For those who crave fatty foods, it is important to switch up the type of foods eaten and replace animal fats with plant-based ones. Unfortunately there is a huge stigma on fatty foods being bad for you, but this is just not entirely the case.
- Replace most of your butters and margarines with coconut oil and olive oil. Coconut oil is super healing, and I’ve heard of nutritionists giving it to Alzheimer’s patients and it curing them, so something that powerful cannot be terrible. In addition, I never see clients with health issues who have coconut oil in their systems. Butter and other high fat dairy items can have high levels of dioxins which are not good for us.
- Don’t be afraid of the amount of oil you use. Oils from plants and nuts keep you fuller for longer! Therefore, you will be less likely to crave more fats when you eat enough of the good fats.

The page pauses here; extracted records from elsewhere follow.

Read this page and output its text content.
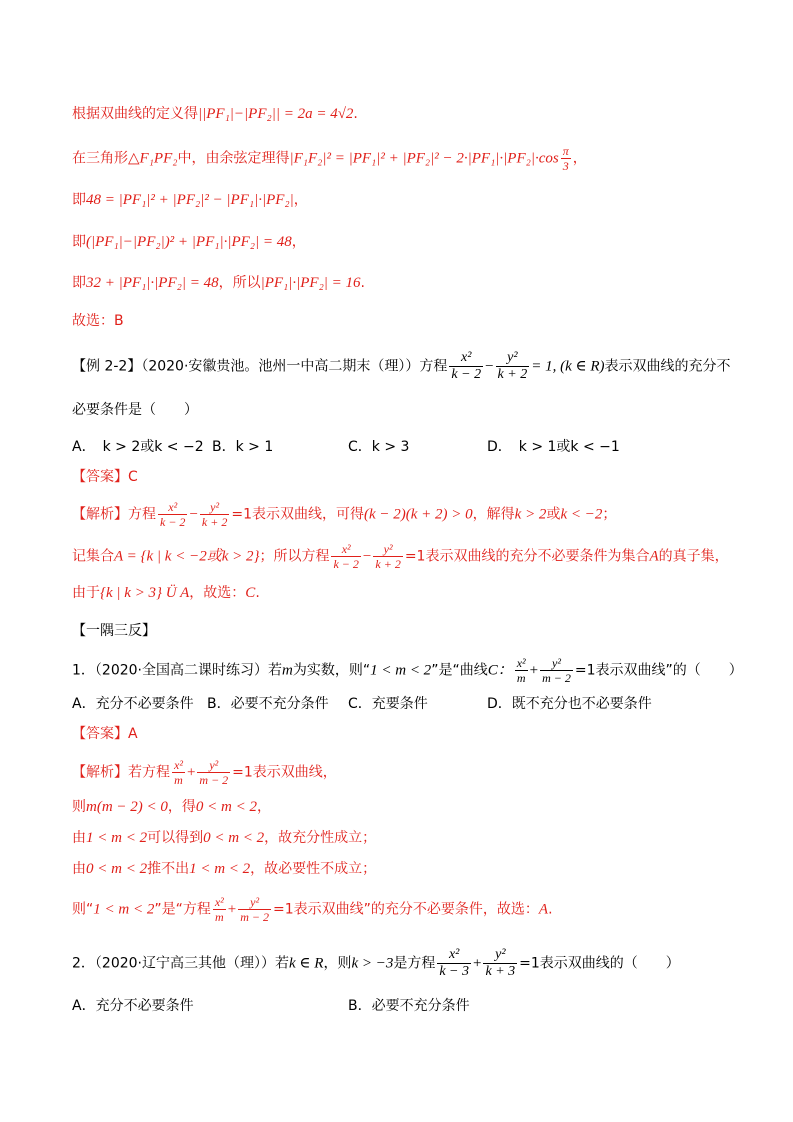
根据双曲线的定义得||PF₁|−|PF₂|| = 2a = 4√2.
在三角形△F₁PF₂中，由余弦定理得$|F_1F_2|^2 = |PF_1|^2 + |PF_2|^2 - 2\cdot|PF_1|\cdot|PF_2|\cdot\cos \frac{\pi}{3}$ ，
即48 = |PF₁|² + |PF₂|² − |PF₁|·|PF₂|，
即(|PF₁|−|PF₂|)² + |PF₁|·|PF₂| = 48，
即32 + |PF₁|·|PF₂| = 48，所以|PF₁|·|PF₂| = 16.
故选：B
【例 2-2】（2020·安徽贵池。池州一中高二期末（理））方程 $\frac{\text{x²}}{k - 2} - \frac{\text{y²}}{k + 2} = 1$, (k ∈ R)表示双曲线的充分不
必要条件是（　　）
A．　k > 2或k < −2 B．k > 1	C．k > 3	D．　k > 1或k < −1
【答案】C
【解析】方程 $\frac{\text{x²}}{k - 2} - \frac{\text{y²}}{k + 2} =1$表示双曲线，可得(k − 2)(k + 2) > 0，解得k > 2或k < −2；
记集合A = {k | k < −2或k > 2}；所以方程 $\frac{\text{x²}}{k - 2} - \frac{\text{y²}}{k + 2} =1$表示双曲线的充分不必要条件为集合A的真子集，
由于{k | k > 3} Ü A，故选：C.
【一隅三反】
1．（2020·全国高二课时练习）若m为实数，则“1 < m < 2”是“曲线C： $\frac{\text{x²}}{m} + \frac{\text{y²}}{m - 2} =1$表示双曲线”的（　　）
A．充分不必要条件 B．必要不充分条件 C．充要条件	D．既不充分也不必要条件
【答案】A
【解析】若方程 $\frac{\text{x²}}{m} + \frac{\text{y²}}{m - 2} =1$表示双曲线，
则m(m − 2) < 0，得0 < m < 2，
由1 < m < 2可以得到0 < m < 2，故充分性成立；
由0 < m < 2推不出1 < m < 2，故必要性不成立；
则“1 < m < 2”是“方程 $\frac{\text{x²}}{m} + \frac{\text{y²}}{m - 2} =1$表示双曲线”的充分不必要条件，故选：A.
2．（2020·辽宁高三其他（理））若k ∈ R，则k > −3是方程 $\frac{\text{x²}}{k - 3} + \frac{\text{y²}}{k + 3} =1$表示双曲线的（　　）
A．充分不必要条件	B．必要不充分条件
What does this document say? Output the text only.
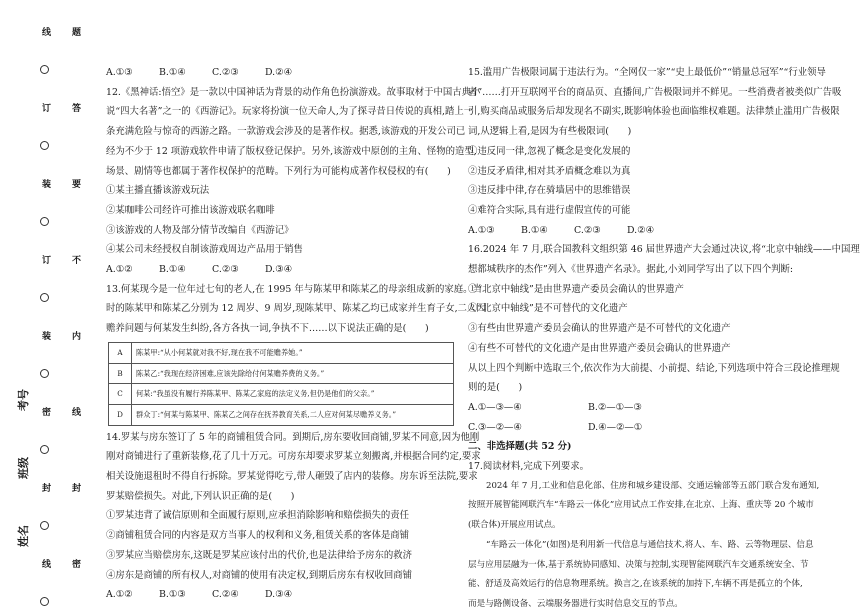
线
订
装
订
装
密
封
线
题
答
要
不
内
线
封
密
考号
班级
姓名

A.①③	B.①④	C.②③	D.②④

12.《黑神话:悟空》是一款以中国神话为背景的动作角色扮演游戏。故事取材于中国古典小

说“四大名著”之一的《西游记》。玩家将扮演一位天命人,为了探寻昔日传说的真相,踏上一

条充满危险与惊奇的西游之路。一款游戏会涉及的是著作权。据悉,该游戏的开发公司已

经为不少于 12 项游戏软件申请了版权登记保护。另外,该游戏中原创的主角、怪物的造型,

场景、剧情等也都属于著作权保护的范畴。下列行为可能构成著作权侵权的有(　　)

①某主播直播该游戏玩法

②某咖啡公司经许可推出该游戏联名咖啡

③该游戏的人物及部分情节改编自《西游记》

④某公司未经授权自制该游戏周边产品用于销售

A.①②	B.①④	C.②③	D.③④

13.何某现今是一位年过七旬的老人,在 1995 年与陈某甲和陈某乙的母亲组成新的家庭。当

时的陈某甲和陈某乙分别为 12 周岁、9 周岁,现陈某甲、陈某乙均已成家并生育子女,二人因

赡养问题与何某发生纠纷,各方各执一词,争执不下……以下说法正确的是(　　)

A	陈某甲:“从小何某就对我不好,现在我不可能赡养她。”
B	陈某乙:“我现在经济困难,应该先除给付何某赡养费的义务。”
C	何某:“我虽没有履行养陈某甲、陈某乙家庭的法定义务,但仍是他们的父亲。”
D	群众丁:“何某与陈某甲、陈某乙之间存在抚养教育关系,二人应对何某尽赡养义务。”

14.罗某与房东签订了 5 年的商铺租赁合同。到期后,房东要收回商铺,罗某不同意,因为他刚

刚对商铺进行了重新装修,花了几十万元。可房东却要求罗某立刻搬离,并根据合同约定,要求

相关设施退租时不得自行拆除。罗某觉得吃亏,带人砸毁了店内的装修。房东诉至法院,要求

罗某赔偿损失。对此,下列认识正确的是(　　)

①罗某违背了诚信原则和全面履行原则,应承担消除影响和赔偿损失的责任

②商铺租赁合同的内容是双方当事人的权利和义务,租赁关系的客体是商铺

③罗某应当赔偿房东,这既是罗某应该付出的代价,也是法律给予房东的救济

④房东是商铺的所有权人,对商铺的使用有决定权,到期后房东有权收回商铺

A.①②	B.①③	C.②④	D.③④

15.滥用广告极限词属于违法行为。“全网仅一家”“史上最低价”“销量总冠军”“行业领导

者”……打开互联网平台的商品页、直播间,广告极限词并不鲜见。一些消费者被类似广告吸

引,购买商品或服务后却发现名不副实,既影响体验也面临维权难题。法律禁止滥用广告极限

词,从逻辑上看,是因为有些极限词(　　)

①违反同一律,忽视了概念是变化发展的

②违反矛盾律,相对其矛盾概念难以为真

③违反排中律,存在骑墙居中的思维错误

④难符合实际,具有进行虚假宣传的可能

A.①③	B.①④	C.②③	D.②④

16.2024 年 7 月,联合国教科文组织第 46 届世界遗产大会通过决议,将“北京中轴线——中国理

想都城秩序的杰作”列入《世界遗产名录》。据此,小刘同学写出了以下四个判断:

①“北京中轴线”是由世界遗产委员会确认的世界遗产

②“北京中轴线”是不可替代的文化遗产

③有些由世界遗产委员会确认的世界遗产是不可替代的文化遗产

④有些不可替代的文化遗产是由世界遗产委员会确认的世界遗产

从以上四个判断中选取三个,依次作为大前提、小前提、结论,下列选项中符合三段论推理规

则的是(　　)

A.①—③—④	B.②—①—③

C.③—②—④	D.④—②—①

二、非选择题(共 52 分)

17.阅读材料,完成下列要求。

2024 年 7 月,工业和信息化部、住房和城乡建设部、交通运输部等五部门联合发布通知,

按照开展智能网联汽车“车路云一体化”应用试点工作安排,在北京、上海、重庆等 20 个城市

(联合体)开展应用试点。

“车路云一体化”(如图)是利用新一代信息与通信技术,将人、车、路、云等物理层、信息

层与应用层融为一体,基于系统协同感知、决策与控制,实现智能网联汽车交通系统安全、节

能、舒适及高效运行的信息物理系统。换言之,在该系统的加持下,车辆不再是孤立的个体,

而是与路侧设备、云端服务器进行实时信息交互的节点。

This was my biggest problem for years and it took a while to really get it right. I remember being younger and dying to have a Pop Tart. Now the thought of it is so unappealing to me. It’s all about changing the way the brain works. If you are super active throughout the day then you need good carbs in the mix.
- Eat enough good fats (see above) and proteins to keep the body full. If you workout a lot, you need to replenish your sugar levels too, so fruits and veggies are key and do contain carbohydrates that your body needs.
- Eat every 3-4 hours and get nutrition to your body within 40 minutes following a workout. This is key to get the body to understand it does not need a giant pizza or sandwich with all that bread. The nutrition is in the plants and sustainable animal proteins.
You can battle your cravings and win effectively by following these tips. Many of them overlap so use everything you can to take the energy away from what you can’t or shouldn’t eat, and see all the amazing possibilities with what you CAN or SHOULD eat!